How much does the 2026 BCEM exam cost?

The 2026 BCEM examination fee is approximately $2,200-$2,500 — always verify the current schedule on the ABPS website. Candidates should also budget for review courses and Continuous Certification (CC) fees after passing. Cancellation, reschedule, and refund policies follow the BCEM schedule with decreasing refunds as the exam date approaches.
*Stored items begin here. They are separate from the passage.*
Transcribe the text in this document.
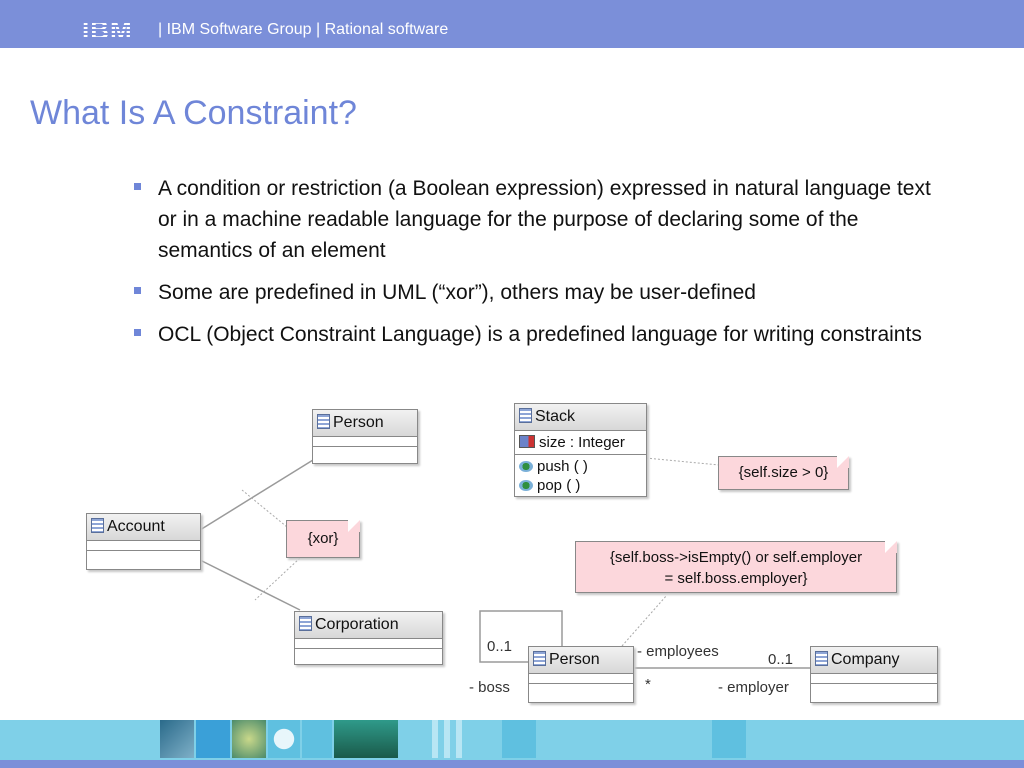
IBM | IBM Software Group | Rational software
What Is A Constraint?
A condition or restriction (a Boolean expression) expressed in natural language text or in a machine readable language for the purpose of declaring some of the semantics of an element
Some are predefined in UML (“xor”), others may be user-defined
OCL (Object Constraint Language) is a predefined language for writing constraints
Person
Account
Corporation
{xor}
Stack
size : Integer
push ( )
pop ( )
{self.size > 0}
{self.boss->isEmpty() or self.employer
= self.boss.employer}
Person	Company
0..1
- boss
- employees
*
0..1
- employer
When is the 2026 exam administered?

BCEM offers the Emergency Medicine examination at multiple test administrations each year per the published ABPS/BCEM schedule. Candidates schedule specific appointments after application approval. Exact 2026 dates and registration windows should be confirmed on the ABPS BCEM page.

How is the exam scored?

BCEM uses criterion-referenced scaled scoring with a passing standard set by subject-matter experts using the modified Angoff method. A candidate's pass/fail result depends on performance relative to the fixed cut-score, not on other candidates. Score reports typically include domain-level feedback so candidates know their strongest and weakest content areas going forward.
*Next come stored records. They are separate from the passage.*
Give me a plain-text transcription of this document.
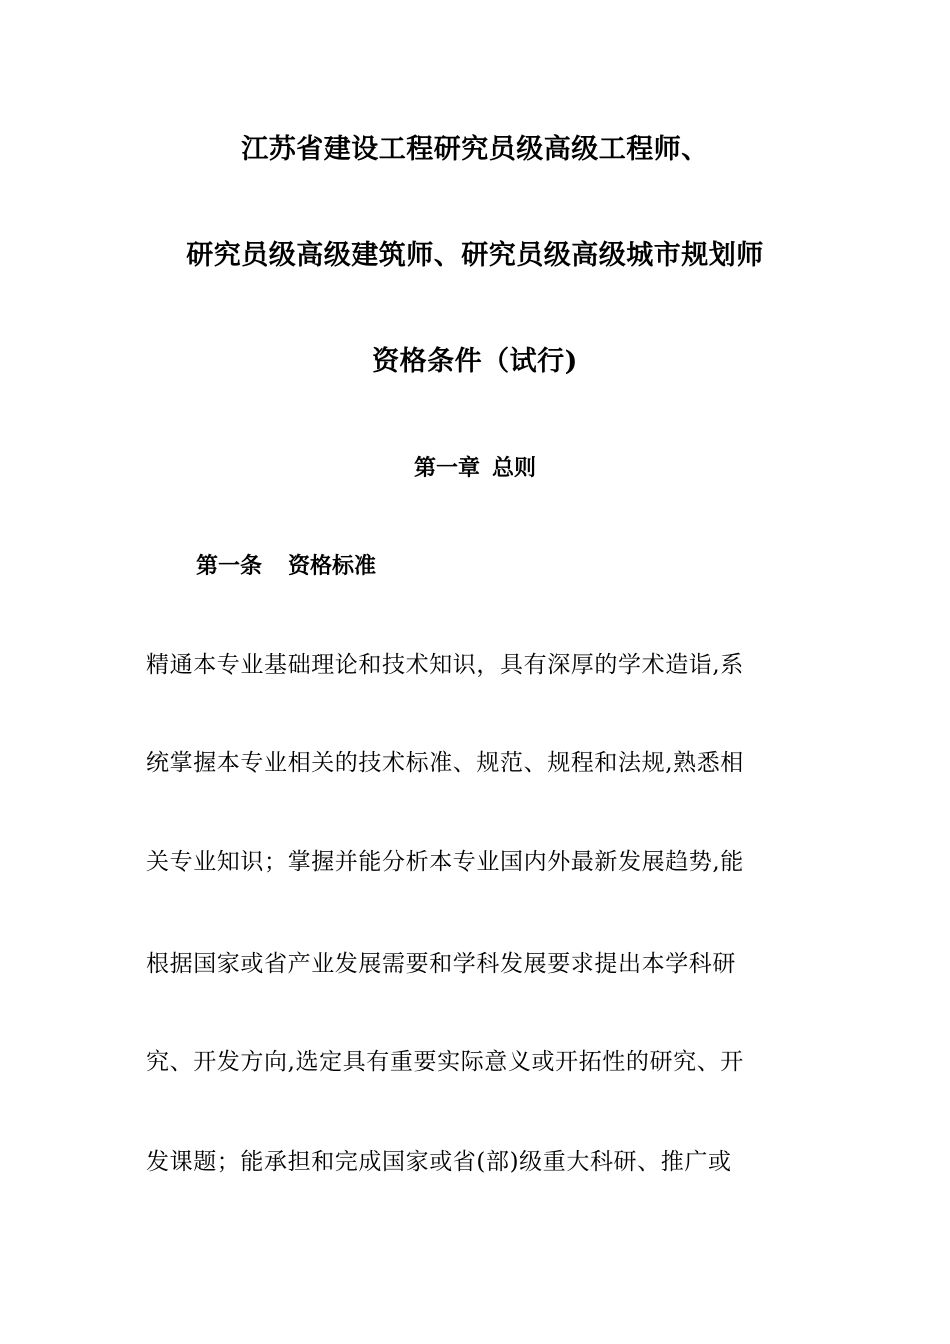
江苏省建设工程研究员级高级工程师、
研究员级高级建筑师、研究员级高级城市规划师
资格条件（试行)
第一章 总则
第一条 资格标准
精通本专业基础理论和技术知识，具有深厚的学术造诣,系
统掌握本专业相关的技术标准、规范、规程和法规,熟悉相
关专业知识；掌握并能分析本专业国内外最新发展趋势,能
根据国家或省产业发展需要和学科发展要求提出本学科研
究、开发方向,选定具有重要实际意义或开拓性的研究、开
发课题；能承担和完成国家或省(部)级重大科研、推广或
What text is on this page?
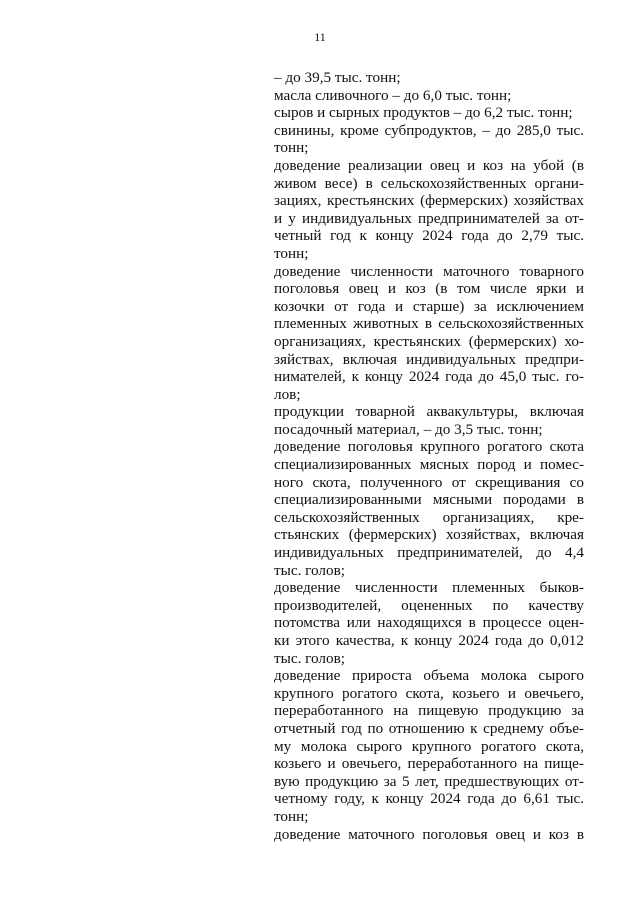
11
– до 39,5 тыс. тонн;
масла сливочного – до 6,0 тыс. тонн;
сыров и сырных продуктов – до 6,2 тыс. тонн;
свинины, кроме субпродуктов, – до 285,0 тыс.
тонн;
доведение реализации овец и коз на убой (в
живом весе) в сельскохозяйственных органи-
зациях, крестьянских (фермерских) хозяйствах
и у индивидуальных предпринимателей за от-
четный год к концу 2024 года до 2,79 тыс.
тонн;
доведение численности маточного товарного
поголовья овец и коз (в том числе ярки и
козочки от года и старше) за исключением
племенных животных в сельскохозяйственных
организациях, крестьянских (фермерских) хо-
зяйствах, включая индивидуальных предпри-
нимателей, к концу 2024 года до 45,0 тыс. го-
лов;
продукции товарной аквакультуры, включая
посадочный материал, – до 3,5 тыс. тонн;
доведение поголовья крупного рогатого скота
специализированных мясных пород и помес-
ного скота, полученного от скрещивания со
специализированными мясными породами в
сельскохозяйственных организациях, кре-
стьянских (фермерских) хозяйствах, включая
индивидуальных предпринимателей, до 4,4
тыс. голов;
доведение численности племенных быков-
производителей, оцененных по качеству
потомства или находящихся в процессе оцен-
ки этого качества, к концу 2024 года до 0,012
тыс. голов;
доведение прироста объема молока сырого
крупного рогатого скота, козьего и овечьего,
переработанного на пищевую продукцию за
отчетный год по отношению к среднему объе-
му молока сырого крупного рогатого скота,
козьего и овечьего, переработанного на пище-
вую продукцию за 5 лет, предшествующих от-
четному году, к концу 2024 года до 6,61 тыс.
тонн;
доведение маточного поголовья овец и коз в
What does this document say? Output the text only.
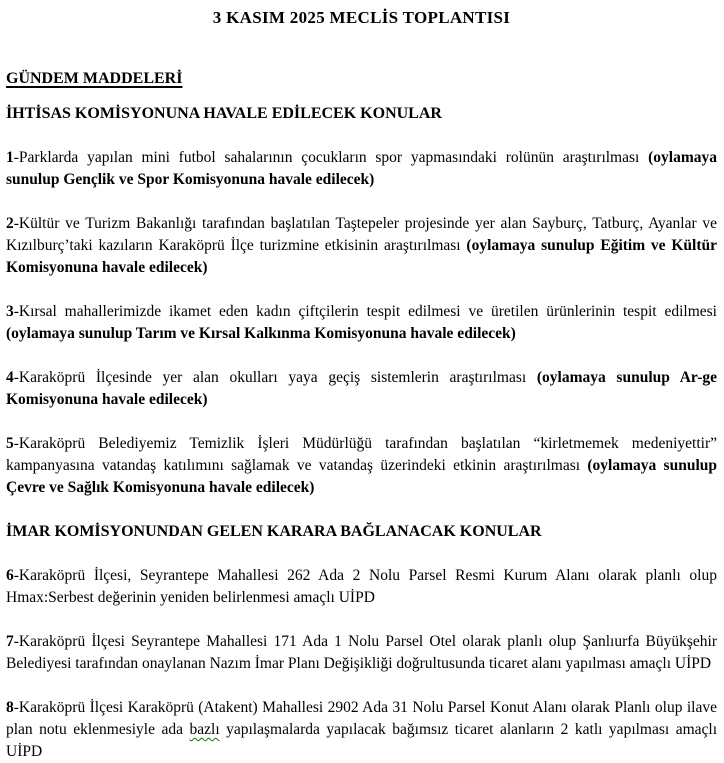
3 KASIM 2025 MECLİS TOPLANTISI
GÜNDEM MADDELERİ
İHTİSAS KOMİSYONUNA HAVALE EDİLECEK KONULAR

1-Parklarda yapılan mini futbol sahalarının çocukların spor yapmasındaki rolünün araştırılması (oylamaya sunulup Gençlik ve Spor Komisyonuna havale edilecek)

2-Kültür ve Turizm Bakanlığı tarafından başlatılan Taştepeler projesinde yer alan Sayburç, Tatburç, Ayanlar ve Kızılburç’taki kazıların Karaköprü İlçe turizmine etkisinin araştırılması (oylamaya sunulup Eğitim ve Kültür Komisyonuna havale edilecek)

3-Kırsal mahallerimizde ikamet eden kadın çiftçilerin tespit edilmesi ve üretilen ürünlerinin tespit edilmesi (oylamaya sunulup Tarım ve Kırsal Kalkınma Komisyonuna havale edilecek)

4-Karaköprü İlçesinde yer alan okulları yaya geçiş sistemlerin araştırılması (oylamaya sunulup Ar-ge Komisyonuna havale edilecek)

5-Karaköprü Belediyemiz Temizlik İşleri Müdürlüğü tarafından başlatılan “kirletmemek medeniyettir” kampanyasına vatandaş katılımını sağlamak ve vatandaş üzerindeki etkinin araştırılması (oylamaya sunulup Çevre ve Sağlık Komisyonuna havale edilecek)

İMAR KOMİSYONUNDAN GELEN KARARA BAĞLANACAK KONULAR

6-Karaköprü İlçesi, Seyrantepe Mahallesi 262 Ada 2 Nolu Parsel Resmi Kurum Alanı olarak planlı olup Hmax:Serbest değerinin yeniden belirlenmesi amaçlı UİPD

7-Karaköprü İlçesi Seyrantepe Mahallesi 171 Ada 1 Nolu Parsel Otel olarak planlı olup Şanlıurfa Büyükşehir Belediyesi tarafından onaylanan Nazım İmar Planı Değişikliği doğrultusunda ticaret alanı yapılması amaçlı UİPD

8-Karaköprü İlçesi Karaköprü (Atakent) Mahallesi 2902 Ada 31 Nolu Parsel Konut Alanı olarak Planlı olup ilave plan notu eklenmesiyle ada bazlı yapılaşmalarda yapılacak bağımsız ticaret alanların 2 katlı yapılması amaçlı UİPD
What are the highest-yield 2026 topics?

Highest-yield 2026 topics include the AHA 2025 ACLS updates (compression rate 100-120, post-ROSC TTM 32-36°C per TTM2), Surviving Sepsis Campaign Hour-1 bundle, Sepsis-3 definitions, extended stroke thrombectomy window up to 24 hours (DAWN/DEFUSE-3), DOAC reversal (andexanet alfa for Factor Xa, idarucizumab for dabigatran, 4F-PCC for warfarin), Stop the Bleed/TCCC tourniquet use, ATLS damage-control resuscitation 1:1:1 with TXA, ESETT second-line status epilepticus equivalence, lung-protective ventilation in ARDS, and EM ultrasound (FAST, RUSH, lung B-lines, McConnell's sign for PE).
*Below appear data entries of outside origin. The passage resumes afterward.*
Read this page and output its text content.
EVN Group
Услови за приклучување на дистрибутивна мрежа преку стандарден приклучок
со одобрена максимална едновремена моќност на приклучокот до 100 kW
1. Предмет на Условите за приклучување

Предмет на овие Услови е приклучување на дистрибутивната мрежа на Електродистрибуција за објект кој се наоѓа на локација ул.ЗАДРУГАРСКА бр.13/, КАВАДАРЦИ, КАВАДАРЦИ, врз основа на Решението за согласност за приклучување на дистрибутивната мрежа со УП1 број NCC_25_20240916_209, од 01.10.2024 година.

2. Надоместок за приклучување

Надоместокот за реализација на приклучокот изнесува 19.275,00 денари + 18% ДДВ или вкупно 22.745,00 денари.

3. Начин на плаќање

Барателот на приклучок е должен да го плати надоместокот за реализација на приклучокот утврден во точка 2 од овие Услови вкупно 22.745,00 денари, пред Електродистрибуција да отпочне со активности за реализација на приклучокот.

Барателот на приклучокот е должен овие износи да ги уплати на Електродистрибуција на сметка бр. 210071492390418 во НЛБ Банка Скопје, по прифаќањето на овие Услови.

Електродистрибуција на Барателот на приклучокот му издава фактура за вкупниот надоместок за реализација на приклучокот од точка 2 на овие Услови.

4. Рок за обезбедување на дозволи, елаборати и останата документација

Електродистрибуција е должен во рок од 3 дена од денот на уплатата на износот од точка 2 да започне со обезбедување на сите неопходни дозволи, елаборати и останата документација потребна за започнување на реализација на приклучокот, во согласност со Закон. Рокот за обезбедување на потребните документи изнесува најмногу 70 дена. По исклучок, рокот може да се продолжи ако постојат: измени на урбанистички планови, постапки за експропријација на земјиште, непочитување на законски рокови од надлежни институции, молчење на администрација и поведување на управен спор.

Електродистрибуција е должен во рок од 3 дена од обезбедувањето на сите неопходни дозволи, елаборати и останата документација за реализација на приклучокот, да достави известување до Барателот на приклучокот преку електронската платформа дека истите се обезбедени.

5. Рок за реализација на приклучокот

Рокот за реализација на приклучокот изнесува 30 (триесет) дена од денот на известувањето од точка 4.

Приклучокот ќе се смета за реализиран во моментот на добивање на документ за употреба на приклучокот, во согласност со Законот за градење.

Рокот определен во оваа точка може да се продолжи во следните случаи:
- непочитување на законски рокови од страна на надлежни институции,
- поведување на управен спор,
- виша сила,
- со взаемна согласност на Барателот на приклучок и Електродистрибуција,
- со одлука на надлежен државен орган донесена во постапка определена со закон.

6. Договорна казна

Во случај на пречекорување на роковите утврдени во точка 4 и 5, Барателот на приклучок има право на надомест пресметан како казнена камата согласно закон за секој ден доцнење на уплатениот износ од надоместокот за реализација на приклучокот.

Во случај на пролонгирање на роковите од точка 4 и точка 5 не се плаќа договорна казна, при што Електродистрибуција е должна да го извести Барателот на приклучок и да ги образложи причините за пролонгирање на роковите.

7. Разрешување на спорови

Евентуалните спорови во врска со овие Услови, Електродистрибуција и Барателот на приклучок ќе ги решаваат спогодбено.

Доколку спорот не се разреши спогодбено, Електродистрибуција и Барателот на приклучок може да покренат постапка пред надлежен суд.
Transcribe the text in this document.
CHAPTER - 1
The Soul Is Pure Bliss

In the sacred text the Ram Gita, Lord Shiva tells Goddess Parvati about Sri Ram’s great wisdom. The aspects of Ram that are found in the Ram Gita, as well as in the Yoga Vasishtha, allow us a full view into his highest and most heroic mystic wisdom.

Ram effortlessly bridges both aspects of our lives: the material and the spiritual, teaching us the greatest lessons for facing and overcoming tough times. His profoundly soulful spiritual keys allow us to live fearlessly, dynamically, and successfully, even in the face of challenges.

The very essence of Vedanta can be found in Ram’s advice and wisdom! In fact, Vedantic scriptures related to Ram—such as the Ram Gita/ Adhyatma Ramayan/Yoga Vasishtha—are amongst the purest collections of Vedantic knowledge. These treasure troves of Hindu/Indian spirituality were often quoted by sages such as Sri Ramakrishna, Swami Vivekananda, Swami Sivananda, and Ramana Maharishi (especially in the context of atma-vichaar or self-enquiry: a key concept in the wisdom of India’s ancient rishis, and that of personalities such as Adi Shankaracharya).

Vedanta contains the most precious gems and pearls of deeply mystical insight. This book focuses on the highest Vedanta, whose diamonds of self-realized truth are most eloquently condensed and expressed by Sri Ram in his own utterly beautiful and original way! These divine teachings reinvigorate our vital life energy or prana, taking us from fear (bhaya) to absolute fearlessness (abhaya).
How should I study for this exam?

Use a structured 6-12 month plan layered on your clinical practice. Map to the BCEM content outline: begin with high-yield resuscitation and trauma, then cardiovascular and respiratory emergencies, neurologic and stroke, toxicology, pediatric and OB/GYN, environmental and sepsis, and close with procedural skills and EM ultrasound. Use Tintinalli's Emergency Medicine, Rosen's Emergency Medicine, and EMRAP/Hippo EM reviews; complete 2-3 timed full-length mock exams. Practice EM ultrasound interpretation with case archives and POCUS atlases.